Мейерхольд: Драма красного Карабаса | страница 14



Он готовился к выступлению, но подготовился плохо. Я понимаю, что в его положении и состоянии извинительны любые огрехи, что задним умом мы все крепки, но все же горько и досадно, что он позволил себе так оторопеть и поддаться неуклюжему стремлению к компромиссу. Не смог, не захотел сообразить, что его актерский, режиссерский и человеческий арсенал был бы куда уместнее для выражения двух крайностей: или бросить в лицо театральному судилищу решительный, «облитый горечью и злостью» отказ от признания своих грехов и просчетов, или наоборот — разыграв полнейшую сдачу на милость, говорить только о своих зловредных ошибках, о своем гнилом, прозападном, антисоветском формализме. Отказаться от всех амбициозных проектов, вроде «Бориса Годунова» или восстановления «Маскарада» в Александринке, поминутно давать обещания очиститься и вернуться обновленным в лоно соцреализма (это был бы последний, хотя и очень слабый шанс на спасение). Как сказал Козьма Прутков: «И великие люди иногда недогадливы бывали». Но как же тянет иной раз помахать после драки кулаками!

Не стану подробно цитировать его последнее — предсмертное — слово. Он начал его с пространной благодарности «вождю, учителю и другу трудящихся всего мира». Восторженно выразил признательность партии и правительству, а более всего Сталину за великое и мудрое решение дать возможность ему, Мейерхольду (а заодно Шостаковичу и Эйзенштейну) в труде исправлять свои ошибки.

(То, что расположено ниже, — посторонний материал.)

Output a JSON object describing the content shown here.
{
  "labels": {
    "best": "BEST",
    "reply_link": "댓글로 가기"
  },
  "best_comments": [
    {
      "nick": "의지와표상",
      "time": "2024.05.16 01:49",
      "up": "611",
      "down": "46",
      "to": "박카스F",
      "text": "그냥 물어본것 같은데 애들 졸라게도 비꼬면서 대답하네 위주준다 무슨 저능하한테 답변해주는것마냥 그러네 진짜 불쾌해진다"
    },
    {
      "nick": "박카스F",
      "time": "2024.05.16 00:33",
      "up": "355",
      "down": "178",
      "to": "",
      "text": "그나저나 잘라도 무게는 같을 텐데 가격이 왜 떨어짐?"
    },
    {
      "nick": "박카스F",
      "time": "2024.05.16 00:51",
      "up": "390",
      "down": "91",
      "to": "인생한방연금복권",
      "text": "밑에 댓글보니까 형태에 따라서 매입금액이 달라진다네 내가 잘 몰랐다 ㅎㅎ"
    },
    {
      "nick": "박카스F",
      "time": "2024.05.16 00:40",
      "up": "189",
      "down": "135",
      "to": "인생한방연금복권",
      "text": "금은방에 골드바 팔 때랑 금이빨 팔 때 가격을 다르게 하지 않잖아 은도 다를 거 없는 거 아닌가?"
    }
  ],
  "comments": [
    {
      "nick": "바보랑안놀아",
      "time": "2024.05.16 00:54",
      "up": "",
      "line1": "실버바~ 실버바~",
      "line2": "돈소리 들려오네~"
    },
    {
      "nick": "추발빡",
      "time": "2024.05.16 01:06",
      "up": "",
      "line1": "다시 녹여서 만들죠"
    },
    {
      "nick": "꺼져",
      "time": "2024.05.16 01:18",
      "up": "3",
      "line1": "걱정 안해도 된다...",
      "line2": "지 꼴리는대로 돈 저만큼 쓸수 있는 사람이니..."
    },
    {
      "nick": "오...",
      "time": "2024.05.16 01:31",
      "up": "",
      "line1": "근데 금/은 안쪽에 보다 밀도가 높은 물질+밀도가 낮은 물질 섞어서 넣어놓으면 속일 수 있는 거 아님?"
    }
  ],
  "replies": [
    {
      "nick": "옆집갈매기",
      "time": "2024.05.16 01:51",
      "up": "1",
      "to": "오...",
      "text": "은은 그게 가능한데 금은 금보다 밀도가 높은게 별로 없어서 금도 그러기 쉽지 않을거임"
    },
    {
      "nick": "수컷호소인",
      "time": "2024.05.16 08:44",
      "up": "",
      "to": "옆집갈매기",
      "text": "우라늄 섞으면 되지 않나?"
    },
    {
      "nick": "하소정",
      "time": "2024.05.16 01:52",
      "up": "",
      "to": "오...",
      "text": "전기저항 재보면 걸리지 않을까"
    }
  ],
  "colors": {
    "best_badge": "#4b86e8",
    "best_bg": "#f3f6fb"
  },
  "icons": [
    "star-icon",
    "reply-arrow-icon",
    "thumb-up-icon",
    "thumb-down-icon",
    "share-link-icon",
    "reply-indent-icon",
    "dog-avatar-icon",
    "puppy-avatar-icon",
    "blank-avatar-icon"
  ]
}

Далее он переходит к ошибкам. И тут воистину начинается полный «сумбур вместо музыки». Первым грехом оказалось то, что «лабораторные опыты», какими с натяжкой можно было считать и «Лес», и «Ревизора», не надо было показывать широкому зрителю — «лишь тесному кругу актеров и режиссеров». Именно эта ошибка, по мнению Мейерхольда, и спровоцировала отвратительного и подражательного «Гамлета» в театре Вахтангова, а следом и закрытие ТИМа. Разумеется, последнее деяние он признает совершенно правильным.

(О бесчисленных «лабораторных опытах» Мейерхольда, почти всегда — и вполне резонно! — превращавшихся в очередные спектакли, разговор отдельный. Замечу только, что иначе быть и не могло. Многие из этих «опытов», естественно, требовали полноценного зала, требовали публики, а не тесного учебного круга.)

Затем, сдержанно пожурив свои конструктивистские «грехи» и увлечение классиками (за которое, по его мнению, он не несет прямой ответственности), он вдруг начинает обвинять «целый ряд спектаклей, который и сегодня протаскивает контрабанду формализма». (Обвинение веское — «целый ряд!») На просьбу зала назвать эти спектакли Мейерхольд называет два редкостно удачных, остроумных, высокоинтеллигентных спектакля, сразу вошедших в анналы театральной истории: «Валенсианскую вдову» Николая Акимова и «Принцессу Турандот» Вахтангова. Он словно забыл, что еще недавно сам расхваливал «Турандот». Только полной растерянностью (или издевкой) можно объяснить это внезапное обличение — ведь неделю назад, в очередной раз выступая против «мейерхольдовщины» (то есть формализма), он обличал другие, более подходящие спектакли: «Лестницу славы» в Театре Революции, «Мольера» в МХАТе, шекспировские постановки Сергея Радлова.